Produk gender-neutral dalam industri beauty & wellness semakin marak ditemui. Dua minggu lalu, selebriti Hollywood Brad Pitt baru saja mengeluarkan produk skincare gender-neutral yang diberi nama Le Domaine. Seminggu kemudian, Jared Leto juga melakukan hal yang sama dengan meluncurkan Twentynine Palms yang juga menawarkan produk kecantikan genderless.
Apa yang dilakukan para selebriti ini sebenarnya bukanlah hal baru. Salah satu brand yang sudah melakukan ini sejak lama adalah Aesop, brand kecantikan asal Australia yang berdiri sejak 1987. Meski tidak menggunakan label gender-neutral, tapi semua produk Aesop dikemas secara uniseks dan dipasarkan tanpa menyasar kelompok gender tertentu. Tapi harus diakui, meski produk kecantikan genderless sudah ada sejak lama, tapi ia tidak mendominasi pasar.
Nyaris semua beauty brand menjual produknya dengan menyasar gender tertentu. Di semua supermarket, produk kecantikan untuk laki-laki dan perempuan pasti dijual di lorong yang terpisah. Tanpa melihat keterangan nama produknya, biasanya kita sudah langsung bisa menebak mana yang diperuntukkan untuk perempuan dan mana yang untuk laki-laki. Kalau kemasannya berwarna biru tua, abu-abu, atau hitam, sudah bisa dipastikan itu adalah produk kecantikan laki-laki. Sedangkan apabila kemasannya berwarna putih, pink pastel, atau baby blue, maka besar kemungkinannya itu produk kecantikan perempuan.
Tak hanya dari kemasan, dari segi komposisi pun biasanya juga dibedakan. Misalnya, produk untuk perempuan lebih didominasi dengan bahan dan wangi yang lebih 'feminin' dan subtle seperti floral. Sedangkan produk untuk laki-laki lebih didominasi dengan bahan dan wangi yang lebih 'maskulin' dan musky, seperti sandalwood. Tapi, mengapa kebanyakan produk kecantikan dipasarkan berdasarkan gender?
Kalau dari segi ilmiah, kulit wajah laki-laki dan perempuan memang memiliki beberapa perbedaan. Menurut dermatolog Marnie Nussbaum, kulit laki-laki pada umumnya lebih tebal, lebih mudah berminyak, dan kolagen yang lebih padat dibandingkan perempuan. Akan tetapi, Dr. Nussbaum juga mengatakan bahwa bukan berarti laki-laki dan perempuan membutuhkan produk skincare yang berbeda. Sebab faktor yang paling penting adalah kondisi kulit masing-masing individu. Oleh karena itu, produk skincare seharusnya dipilih berdasarkan tipenya, misalnya untuk kulit berjerawat, kulit berminyak, kulit kering, dan sebagainya.
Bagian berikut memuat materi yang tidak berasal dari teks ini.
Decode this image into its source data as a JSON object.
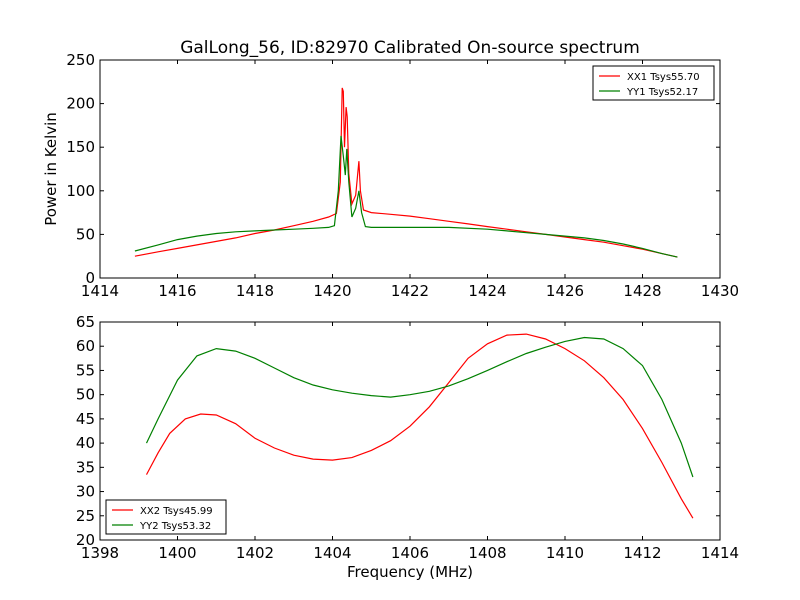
{
  "figure_title": "GalLong_56, ID:82970 Calibrated On-source spectrum",
  "chart_data": [
    {
      "type": "line",
      "title": "GalLong_56, ID:82970 Calibrated On-source spectrum",
      "xlabel": "",
      "ylabel": "Power in Kelvin",
      "xlim": [
        1414,
        1430
      ],
      "ylim": [
        0,
        250
      ],
      "x_ticks": [
        1414,
        1416,
        1418,
        1420,
        1422,
        1424,
        1426,
        1428,
        1430
      ],
      "y_ticks": [
        0,
        50,
        100,
        150,
        200,
        250
      ],
      "x_tick_labels": [
        "1414",
        "1416",
        "1418",
        "1420",
        "1422",
        "1424",
        "1426",
        "1428",
        "1430"
      ],
      "y_tick_labels": [
        "0",
        "50",
        "100",
        "150",
        "200",
        "250"
      ],
      "grid": false,
      "legend_position": "top-right",
      "series": [
        {
          "name": "XX1 Tsys55.70",
          "color": "#ff0000",
          "points": [
            [
              1414.9,
              25
            ],
            [
              1415.5,
              30
            ],
            [
              1416,
              34
            ],
            [
              1416.5,
              38
            ],
            [
              1417,
              42
            ],
            [
              1417.5,
              46
            ],
            [
              1418,
              51
            ],
            [
              1418.5,
              55
            ],
            [
              1419,
              60
            ],
            [
              1419.5,
              65
            ],
            [
              1419.9,
              70
            ],
            [
              1420.1,
              74
            ],
            [
              1420.2,
              110
            ],
            [
              1420.25,
              218
            ],
            [
              1420.28,
              214
            ],
            [
              1420.31,
              150
            ],
            [
              1420.35,
              196
            ],
            [
              1420.38,
              185
            ],
            [
              1420.42,
              120
            ],
            [
              1420.5,
              85
            ],
            [
              1420.6,
              95
            ],
            [
              1420.68,
              134
            ],
            [
              1420.72,
              100
            ],
            [
              1420.8,
              78
            ],
            [
              1421,
              75
            ],
            [
              1421.5,
              73
            ],
            [
              1422,
              71
            ],
            [
              1422.5,
              68
            ],
            [
              1423,
              65
            ],
            [
              1423.5,
              62
            ],
            [
              1424,
              59
            ],
            [
              1424.5,
              56
            ],
            [
              1425,
              53
            ],
            [
              1425.5,
              50
            ],
            [
              1426,
              47
            ],
            [
              1426.5,
              44
            ],
            [
              1427,
              41
            ],
            [
              1427.5,
              37
            ],
            [
              1428,
              33
            ],
            [
              1428.5,
              28
            ],
            [
              1428.9,
              24
            ]
          ]
        },
        {
          "name": "YY1 Tsys52.17",
          "color": "#008000",
          "points": [
            [
              1414.9,
              31
            ],
            [
              1415.5,
              38
            ],
            [
              1416,
              44
            ],
            [
              1416.5,
              48
            ],
            [
              1417,
              51
            ],
            [
              1417.5,
              53
            ],
            [
              1418,
              54
            ],
            [
              1418.5,
              55
            ],
            [
              1419,
              56
            ],
            [
              1419.5,
              57
            ],
            [
              1419.9,
              58
            ],
            [
              1420.05,
              60
            ],
            [
              1420.15,
              100
            ],
            [
              1420.22,
              163
            ],
            [
              1420.28,
              140
            ],
            [
              1420.33,
              118
            ],
            [
              1420.37,
              148
            ],
            [
              1420.42,
              110
            ],
            [
              1420.5,
              70
            ],
            [
              1420.6,
              80
            ],
            [
              1420.68,
              100
            ],
            [
              1420.75,
              75
            ],
            [
              1420.85,
              59
            ],
            [
              1421,
              58
            ],
            [
              1422,
              58
            ],
            [
              1423,
              58
            ],
            [
              1424,
              56
            ],
            [
              1424.5,
              54
            ],
            [
              1425,
              52
            ],
            [
              1425.5,
              50
            ],
            [
              1426,
              48
            ],
            [
              1426.5,
              46
            ],
            [
              1427,
              43
            ],
            [
              1427.5,
              39
            ],
            [
              1428,
              34
            ],
            [
              1428.5,
              28
            ],
            [
              1428.9,
              24
            ]
          ]
        }
      ]
    },
    {
      "type": "line",
      "title": "",
      "xlabel": "Frequency (MHz)",
      "ylabel": "",
      "xlim": [
        1398,
        1414
      ],
      "ylim": [
        20,
        65
      ],
      "x_ticks": [
        1398,
        1400,
        1402,
        1404,
        1406,
        1408,
        1410,
        1412,
        1414
      ],
      "y_ticks": [
        20,
        25,
        30,
        35,
        40,
        45,
        50,
        55,
        60,
        65
      ],
      "x_tick_labels": [
        "1398",
        "1400",
        "1402",
        "1404",
        "1406",
        "1408",
        "1410",
        "1412",
        "1414"
      ],
      "y_tick_labels": [
        "20",
        "25",
        "30",
        "35",
        "40",
        "45",
        "50",
        "55",
        "60",
        "65"
      ],
      "grid": false,
      "legend_position": "bottom-left",
      "series": [
        {
          "name": "XX2 Tsys45.99",
          "color": "#ff0000",
          "points": [
            [
              1399.2,
              33.5
            ],
            [
              1399.5,
              38
            ],
            [
              1399.8,
              42
            ],
            [
              1400.2,
              45
            ],
            [
              1400.6,
              46
            ],
            [
              1401,
              45.8
            ],
            [
              1401.5,
              44
            ],
            [
              1402,
              41
            ],
            [
              1402.5,
              39
            ],
            [
              1403,
              37.5
            ],
            [
              1403.5,
              36.7
            ],
            [
              1404,
              36.5
            ],
            [
              1404.5,
              37
            ],
            [
              1405,
              38.5
            ],
            [
              1405.5,
              40.5
            ],
            [
              1406,
              43.5
            ],
            [
              1406.5,
              47.5
            ],
            [
              1407,
              52.5
            ],
            [
              1407.5,
              57.5
            ],
            [
              1408,
              60.5
            ],
            [
              1408.5,
              62.3
            ],
            [
              1409,
              62.5
            ],
            [
              1409.5,
              61.5
            ],
            [
              1410,
              59.5
            ],
            [
              1410.5,
              57
            ],
            [
              1411,
              53.5
            ],
            [
              1411.5,
              49
            ],
            [
              1412,
              43
            ],
            [
              1412.5,
              36
            ],
            [
              1413,
              28.5
            ],
            [
              1413.3,
              24.5
            ]
          ]
        },
        {
          "name": "YY2 Tsys53.32",
          "color": "#008000",
          "points": [
            [
              1399.2,
              40
            ],
            [
              1399.5,
              45
            ],
            [
              1400,
              53
            ],
            [
              1400.5,
              58
            ],
            [
              1401,
              59.5
            ],
            [
              1401.5,
              59
            ],
            [
              1402,
              57.5
            ],
            [
              1402.5,
              55.5
            ],
            [
              1403,
              53.5
            ],
            [
              1403.5,
              52
            ],
            [
              1404,
              51
            ],
            [
              1404.5,
              50.3
            ],
            [
              1405,
              49.8
            ],
            [
              1405.5,
              49.5
            ],
            [
              1406,
              50
            ],
            [
              1406.5,
              50.7
            ],
            [
              1407,
              51.8
            ],
            [
              1407.5,
              53.3
            ],
            [
              1408,
              55
            ],
            [
              1408.5,
              56.8
            ],
            [
              1409,
              58.5
            ],
            [
              1409.5,
              59.8
            ],
            [
              1410,
              61
            ],
            [
              1410.5,
              61.8
            ],
            [
              1411,
              61.5
            ],
            [
              1411.5,
              59.5
            ],
            [
              1412,
              56
            ],
            [
              1412.5,
              49
            ],
            [
              1413,
              40
            ],
            [
              1413.3,
              33
            ]
          ]
        }
      ]
    }
  ]
}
Penjelasan ilmiah di atas membuktikan bahwa tak ada urgensi dalam mengklasifikasikan produk kecantikan berdasarkan gender. Maka dari itu, alasan paling logis yang ada di balik klasifikasi ini adalah strategi pemasaran. Sejak kecil, pembagian biner maskulin-feminin telah mempengaruhi konsumen dalam memilih produk. Misalnya, orang tua akan membelikan mainan mobil untuk anak laki-laki dan boneka Barbie untuk anak perempuan. Hal ini berlanjut sampai masa dewasa, di mana konsumen akhirnya memilih produk yang lebih sesuai dengan citra mereka, yaitu sebagai laki-laki yang maskulin atau perempuan yang feminin. Citra gender yang biner inilah yang akhirnya dimanfaatkan oleh banyak brand untuk meningkatkan pemasaran produk mereka.
Selain melanggengkan pembagian gender yang biner dan kaku, klasifikasi produk ini terbukti juga merugikan konsumen perempuan dari segi ekonomi. Berdasarkan studi yang dilakukan di New York, rata-rata produk kecantikan yang dipasarkan untuk perempuan harganya 13% lebih mahal dari produk sejenis yang dipasarkan untuk laki-laki.
Kembali ke pertanyaan awal: seberapa penting produk skincare 'genderless'? Bagi para konsumen, produk gender-neutral bisa membuat dunia kecantikan lebih inklusif. Baik laki-laki, perempuan, maupun non-binary, bisa menikmati produk kecantikan tanpa harus terkotak-kotakkan oleh gender mereka. Produk kecantikan memang seharusnya tak mengenal gender, toh yang terpenting adalah bagaimana produk tersebut bisa membantu kita untuk merawat diri.